This Sunday has to be the best motor sports day of the year, a day where fans all over the world are sure to tune in to one of the three outstanding races on television.
If you’re an insane speed freak – the good kind – like me, you’ll be watching all three beginning at the early hours of the morning with Formula One’s Monaco Grand Prix. A few hours later, we get to watch the 100th anniversary race of the Indianapolis 500. And then, after some lunch, it’s NASCAR time with the longest race of the season, the Coca-Cola 600 at Charlotte.
All three races are considered one of the series most prestigious. For the Indy 500, it may be the most prestigious race in the world. Even as the Indy car series has declined in races per year with most of the television coverage hidden away on the hunting channel, the Indy 500 is an American institution that has appeal for every auto racing fan across the world.

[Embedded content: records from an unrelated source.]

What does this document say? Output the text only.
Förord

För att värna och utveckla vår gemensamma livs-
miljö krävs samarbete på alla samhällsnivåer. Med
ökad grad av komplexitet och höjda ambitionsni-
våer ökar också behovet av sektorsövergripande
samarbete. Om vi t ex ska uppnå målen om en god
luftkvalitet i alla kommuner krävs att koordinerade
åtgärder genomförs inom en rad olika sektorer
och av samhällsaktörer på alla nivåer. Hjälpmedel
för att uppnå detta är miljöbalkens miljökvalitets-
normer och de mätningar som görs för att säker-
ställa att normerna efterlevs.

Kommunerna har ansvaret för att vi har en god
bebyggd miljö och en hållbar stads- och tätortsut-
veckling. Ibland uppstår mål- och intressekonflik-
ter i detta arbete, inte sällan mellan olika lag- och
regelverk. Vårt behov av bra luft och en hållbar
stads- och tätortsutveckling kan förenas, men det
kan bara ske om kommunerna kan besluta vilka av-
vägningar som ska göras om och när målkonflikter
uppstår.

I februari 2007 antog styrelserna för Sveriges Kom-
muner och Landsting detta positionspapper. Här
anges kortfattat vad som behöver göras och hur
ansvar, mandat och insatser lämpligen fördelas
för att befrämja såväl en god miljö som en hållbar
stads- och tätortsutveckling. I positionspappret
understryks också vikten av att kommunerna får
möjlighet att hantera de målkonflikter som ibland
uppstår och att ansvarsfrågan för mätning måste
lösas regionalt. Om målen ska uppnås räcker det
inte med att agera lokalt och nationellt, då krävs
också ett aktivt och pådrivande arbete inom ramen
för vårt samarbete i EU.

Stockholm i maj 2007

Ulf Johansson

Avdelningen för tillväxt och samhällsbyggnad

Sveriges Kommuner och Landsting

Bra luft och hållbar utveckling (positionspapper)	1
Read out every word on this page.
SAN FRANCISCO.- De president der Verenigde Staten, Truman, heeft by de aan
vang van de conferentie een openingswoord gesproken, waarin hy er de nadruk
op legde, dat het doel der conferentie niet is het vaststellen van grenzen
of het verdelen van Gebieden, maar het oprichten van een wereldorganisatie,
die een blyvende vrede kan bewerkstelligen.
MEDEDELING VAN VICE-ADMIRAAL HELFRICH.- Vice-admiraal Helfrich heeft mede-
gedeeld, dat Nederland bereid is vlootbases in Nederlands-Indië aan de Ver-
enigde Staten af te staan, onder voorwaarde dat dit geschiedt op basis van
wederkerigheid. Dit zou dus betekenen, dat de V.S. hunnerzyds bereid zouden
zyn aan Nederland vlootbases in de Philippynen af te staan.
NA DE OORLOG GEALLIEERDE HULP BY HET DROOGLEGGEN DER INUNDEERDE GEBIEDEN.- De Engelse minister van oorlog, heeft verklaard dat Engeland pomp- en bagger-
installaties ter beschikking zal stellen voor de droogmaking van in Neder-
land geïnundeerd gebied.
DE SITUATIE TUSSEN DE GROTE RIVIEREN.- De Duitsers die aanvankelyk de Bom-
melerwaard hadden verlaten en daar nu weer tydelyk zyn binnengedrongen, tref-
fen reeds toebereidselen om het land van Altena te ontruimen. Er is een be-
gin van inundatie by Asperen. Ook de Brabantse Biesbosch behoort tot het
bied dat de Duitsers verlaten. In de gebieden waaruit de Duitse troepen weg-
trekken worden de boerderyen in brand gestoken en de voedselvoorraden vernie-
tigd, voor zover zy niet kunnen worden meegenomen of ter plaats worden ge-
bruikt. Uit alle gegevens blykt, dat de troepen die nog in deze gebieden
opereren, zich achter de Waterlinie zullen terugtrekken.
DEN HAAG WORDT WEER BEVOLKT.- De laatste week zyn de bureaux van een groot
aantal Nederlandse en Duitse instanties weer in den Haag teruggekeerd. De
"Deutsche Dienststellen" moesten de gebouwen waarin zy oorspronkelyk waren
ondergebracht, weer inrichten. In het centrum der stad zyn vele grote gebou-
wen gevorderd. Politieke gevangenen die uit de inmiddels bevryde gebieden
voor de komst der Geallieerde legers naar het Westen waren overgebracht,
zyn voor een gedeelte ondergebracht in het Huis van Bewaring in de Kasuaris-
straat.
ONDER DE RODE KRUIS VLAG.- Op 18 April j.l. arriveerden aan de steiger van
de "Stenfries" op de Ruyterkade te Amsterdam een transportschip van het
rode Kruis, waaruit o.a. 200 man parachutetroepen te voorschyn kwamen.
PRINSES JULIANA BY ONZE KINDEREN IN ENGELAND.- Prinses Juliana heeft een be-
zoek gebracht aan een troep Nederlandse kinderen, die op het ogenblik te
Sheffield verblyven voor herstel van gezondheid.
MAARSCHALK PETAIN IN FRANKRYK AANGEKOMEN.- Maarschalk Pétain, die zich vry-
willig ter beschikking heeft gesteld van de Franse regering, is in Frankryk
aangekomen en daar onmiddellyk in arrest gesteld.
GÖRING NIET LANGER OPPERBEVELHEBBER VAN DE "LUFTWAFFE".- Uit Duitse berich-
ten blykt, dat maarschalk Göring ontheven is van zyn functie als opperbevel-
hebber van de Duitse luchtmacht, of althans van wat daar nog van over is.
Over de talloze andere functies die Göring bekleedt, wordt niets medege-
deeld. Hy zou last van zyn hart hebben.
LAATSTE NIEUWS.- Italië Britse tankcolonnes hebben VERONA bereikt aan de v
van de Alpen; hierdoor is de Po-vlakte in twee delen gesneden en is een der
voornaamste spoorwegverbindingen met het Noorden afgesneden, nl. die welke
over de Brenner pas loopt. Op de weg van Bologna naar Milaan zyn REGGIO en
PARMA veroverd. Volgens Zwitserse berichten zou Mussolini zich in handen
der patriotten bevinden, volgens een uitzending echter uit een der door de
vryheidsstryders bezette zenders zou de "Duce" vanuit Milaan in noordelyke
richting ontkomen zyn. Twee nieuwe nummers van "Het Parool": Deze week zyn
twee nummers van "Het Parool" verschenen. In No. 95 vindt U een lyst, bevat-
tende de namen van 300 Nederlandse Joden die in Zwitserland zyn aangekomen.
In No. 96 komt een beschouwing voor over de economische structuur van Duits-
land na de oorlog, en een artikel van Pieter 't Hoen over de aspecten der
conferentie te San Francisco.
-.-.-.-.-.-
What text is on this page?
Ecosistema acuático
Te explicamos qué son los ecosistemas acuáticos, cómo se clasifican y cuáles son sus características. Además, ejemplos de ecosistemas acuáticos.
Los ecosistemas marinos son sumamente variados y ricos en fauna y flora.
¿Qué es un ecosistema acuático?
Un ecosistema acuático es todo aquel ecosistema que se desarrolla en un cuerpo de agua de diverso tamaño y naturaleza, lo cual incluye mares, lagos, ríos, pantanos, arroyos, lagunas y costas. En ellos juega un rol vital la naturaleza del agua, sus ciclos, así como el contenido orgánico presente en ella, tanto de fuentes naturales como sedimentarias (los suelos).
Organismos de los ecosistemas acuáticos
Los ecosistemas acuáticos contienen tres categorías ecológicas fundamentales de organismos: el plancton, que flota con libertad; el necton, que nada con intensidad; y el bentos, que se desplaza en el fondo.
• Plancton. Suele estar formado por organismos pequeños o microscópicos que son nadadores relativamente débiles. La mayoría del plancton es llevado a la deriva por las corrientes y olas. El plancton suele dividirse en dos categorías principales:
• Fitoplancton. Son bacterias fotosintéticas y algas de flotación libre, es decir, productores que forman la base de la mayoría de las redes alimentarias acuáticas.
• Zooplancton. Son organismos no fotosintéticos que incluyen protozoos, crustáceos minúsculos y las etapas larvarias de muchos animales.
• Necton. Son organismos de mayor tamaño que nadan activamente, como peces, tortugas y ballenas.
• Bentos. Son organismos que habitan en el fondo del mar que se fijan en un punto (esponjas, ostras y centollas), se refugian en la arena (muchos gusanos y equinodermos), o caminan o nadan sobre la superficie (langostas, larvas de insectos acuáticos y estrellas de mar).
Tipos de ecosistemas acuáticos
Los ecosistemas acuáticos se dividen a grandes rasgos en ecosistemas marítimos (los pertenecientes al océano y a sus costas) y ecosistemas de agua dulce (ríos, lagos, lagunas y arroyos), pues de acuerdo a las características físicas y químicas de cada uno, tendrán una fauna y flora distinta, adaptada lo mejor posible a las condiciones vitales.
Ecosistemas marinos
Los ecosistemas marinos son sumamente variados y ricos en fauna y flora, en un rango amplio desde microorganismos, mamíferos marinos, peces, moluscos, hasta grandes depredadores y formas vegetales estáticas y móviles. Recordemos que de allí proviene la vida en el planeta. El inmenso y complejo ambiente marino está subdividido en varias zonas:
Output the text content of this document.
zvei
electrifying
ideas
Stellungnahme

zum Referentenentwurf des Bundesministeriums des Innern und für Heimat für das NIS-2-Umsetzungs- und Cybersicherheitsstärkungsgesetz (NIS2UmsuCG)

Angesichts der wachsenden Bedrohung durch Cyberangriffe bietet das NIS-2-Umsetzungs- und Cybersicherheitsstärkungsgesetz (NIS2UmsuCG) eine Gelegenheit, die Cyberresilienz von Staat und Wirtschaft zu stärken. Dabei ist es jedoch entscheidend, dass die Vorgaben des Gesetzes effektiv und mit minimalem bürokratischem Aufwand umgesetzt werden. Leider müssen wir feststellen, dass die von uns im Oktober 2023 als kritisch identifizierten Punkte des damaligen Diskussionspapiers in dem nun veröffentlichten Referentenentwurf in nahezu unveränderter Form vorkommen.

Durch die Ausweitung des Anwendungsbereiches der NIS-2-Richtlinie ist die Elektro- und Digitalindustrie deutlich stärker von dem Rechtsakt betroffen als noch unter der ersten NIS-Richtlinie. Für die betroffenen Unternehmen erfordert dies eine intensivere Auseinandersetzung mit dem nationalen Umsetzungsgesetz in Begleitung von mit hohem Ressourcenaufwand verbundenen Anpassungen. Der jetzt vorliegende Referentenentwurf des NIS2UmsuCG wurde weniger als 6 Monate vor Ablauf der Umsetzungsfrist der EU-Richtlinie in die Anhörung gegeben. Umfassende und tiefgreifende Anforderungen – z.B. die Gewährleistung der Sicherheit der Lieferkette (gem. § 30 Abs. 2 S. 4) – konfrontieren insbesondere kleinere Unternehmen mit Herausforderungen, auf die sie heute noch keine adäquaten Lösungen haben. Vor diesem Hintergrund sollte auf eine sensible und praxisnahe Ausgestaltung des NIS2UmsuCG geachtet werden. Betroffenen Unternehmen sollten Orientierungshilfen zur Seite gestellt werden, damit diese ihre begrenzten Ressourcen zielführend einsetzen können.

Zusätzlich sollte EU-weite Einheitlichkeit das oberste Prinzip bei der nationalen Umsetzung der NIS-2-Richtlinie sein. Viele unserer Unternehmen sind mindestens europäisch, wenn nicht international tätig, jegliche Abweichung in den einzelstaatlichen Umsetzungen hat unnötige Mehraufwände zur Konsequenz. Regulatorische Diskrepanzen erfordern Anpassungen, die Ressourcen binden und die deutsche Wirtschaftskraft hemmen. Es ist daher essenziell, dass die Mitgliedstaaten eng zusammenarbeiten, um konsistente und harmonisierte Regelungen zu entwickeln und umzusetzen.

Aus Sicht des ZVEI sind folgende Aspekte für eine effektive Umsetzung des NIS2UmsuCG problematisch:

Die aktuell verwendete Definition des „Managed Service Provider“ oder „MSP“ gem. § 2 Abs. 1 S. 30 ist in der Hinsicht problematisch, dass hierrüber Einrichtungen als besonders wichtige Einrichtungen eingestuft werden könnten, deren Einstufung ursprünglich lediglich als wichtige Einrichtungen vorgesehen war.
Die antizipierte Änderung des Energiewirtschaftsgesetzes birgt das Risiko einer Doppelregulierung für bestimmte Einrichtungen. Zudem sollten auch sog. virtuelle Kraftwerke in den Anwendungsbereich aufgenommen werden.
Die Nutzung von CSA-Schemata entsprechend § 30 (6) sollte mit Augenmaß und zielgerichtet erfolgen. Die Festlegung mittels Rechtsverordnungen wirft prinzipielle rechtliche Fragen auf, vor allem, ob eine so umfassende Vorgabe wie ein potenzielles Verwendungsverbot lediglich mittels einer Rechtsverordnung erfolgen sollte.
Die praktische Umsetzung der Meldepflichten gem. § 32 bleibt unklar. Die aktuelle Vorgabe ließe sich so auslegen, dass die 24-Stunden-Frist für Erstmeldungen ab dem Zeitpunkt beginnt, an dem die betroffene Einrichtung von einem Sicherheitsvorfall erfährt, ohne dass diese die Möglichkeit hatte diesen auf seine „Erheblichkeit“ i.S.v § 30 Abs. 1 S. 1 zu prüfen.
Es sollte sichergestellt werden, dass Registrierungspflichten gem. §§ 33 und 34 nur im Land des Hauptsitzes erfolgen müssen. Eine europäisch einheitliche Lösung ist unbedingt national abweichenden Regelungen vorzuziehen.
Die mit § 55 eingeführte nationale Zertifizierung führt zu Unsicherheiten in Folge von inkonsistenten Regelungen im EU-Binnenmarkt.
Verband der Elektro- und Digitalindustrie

The race also crosses over into mainstream America just because it has so much tradition. It’s been the back drop to so many family barbeques on Memorial Day weekend that it has sort of become part of the family.
Here in Las Vegas we get the added excitement of betting on each of the races. Just about every sports book in town has odds up for the Indy 500 and Coca-Cola 600, but only the Las Vegas Hilton Super Book offers odds weekly on F-1 races.
When handicapping the Indy 500 the last 11 years, it’s been rather simple because all you have to do is look at the drivers from the top teams, about seven of the 33 drivers, and then throw out the rest. The main beneficiaries over the years have been the Ganassi and Penske teams with Andretti and Rahal drivers snatching three wins themselves.
This season we have a new major player in the game joining the Penske and Ganassi super-teams as contenders. Las Vegas resident Sam Schmidt has a team that should challenge for the win this season led by pole sitter Alex Tagliani, another Las Vegas resident. The other strong challenger will be Townsend Bell who starts fourth.
Both of the Schmidt drivers weren’t expected to do well and had future odds placed very high on them prior to some of the practices and Saturday’s qualifying. The Hilton had juicy numbers of 60-1 on Tagliani with 75-1 on Bell. The current odds have them 7-1 and 30-1 respectively.
The favorites to win the race still remain Dario Franchitti and Scott Dixon at 7-2 with Will Power (6-1), Helio CastroNeves (10-1) and Ryan Briscoe (12-1) close behind, but their edge over the rest of the field no longer makes them as attractive. Bettors now have a legitimate opportunity to cash in at some pretty good odds.
We gained a lot of knowledge in last week’s All-Star race at Charlotte that should help gain an edge in betting this week’s race on the same track. Most of us knew the Roush drivers would do well in the race, but no one saw a complete sweep of every event and segment.
Carl Edwards won the race, Greg Biffle led a segment and David Ragan won the qualifying race. The only Roush driver to not win anything was Matt Kenseth, who had the best car on the track after 10 laps.
Even though the NASCAR teams won’t bring the same exact car they raced with last week, it’s pretty clear who the drivers to key on this week are. Kenseth becomes an even bigger player this week because of his success on the long runs in that race.
Just as Kenseth started to get going better than everyone else, the segment would end. On Sunday night, it’s almost like things never end as they go 600 miles.
The combination of Kenseth being able to save tires for long runs, his team balancing his car perfect for the race and his past success on the 1.5-mile tracks this season make him the driver to beat this week.
Jimmie Johnson is a six-time winner at Charlotte and once won this race three times in a row. He should perform well, but winning the race seems a bit unlikely at this point based on the way he’s run on similar tracks this season. He was very ordinary at both Las Vegas and Texas.
Kyle Busch should be the one to be the biggest thorns in the side of the Roush drivers. Not only did he have a career best runner-up finish in the All-Star race, but he’s finished eighth of better in his last seven Charlotte starts which include two third-place finishes in the 600.
Edwards has a little bit of history on his side by winning the All-Star race because we’ve seen a few drivers do the double recently winning back-to-back weeks in Charlotte. Kurt Busch did it last season, Kasey Kahne in 2008 and Jimmie Johnson as well in 2003.
As for the race in Monaco, I’ll go out on a limb and take Sebastian Vettel laying the -120 to win. He’s already won four of the five races this season.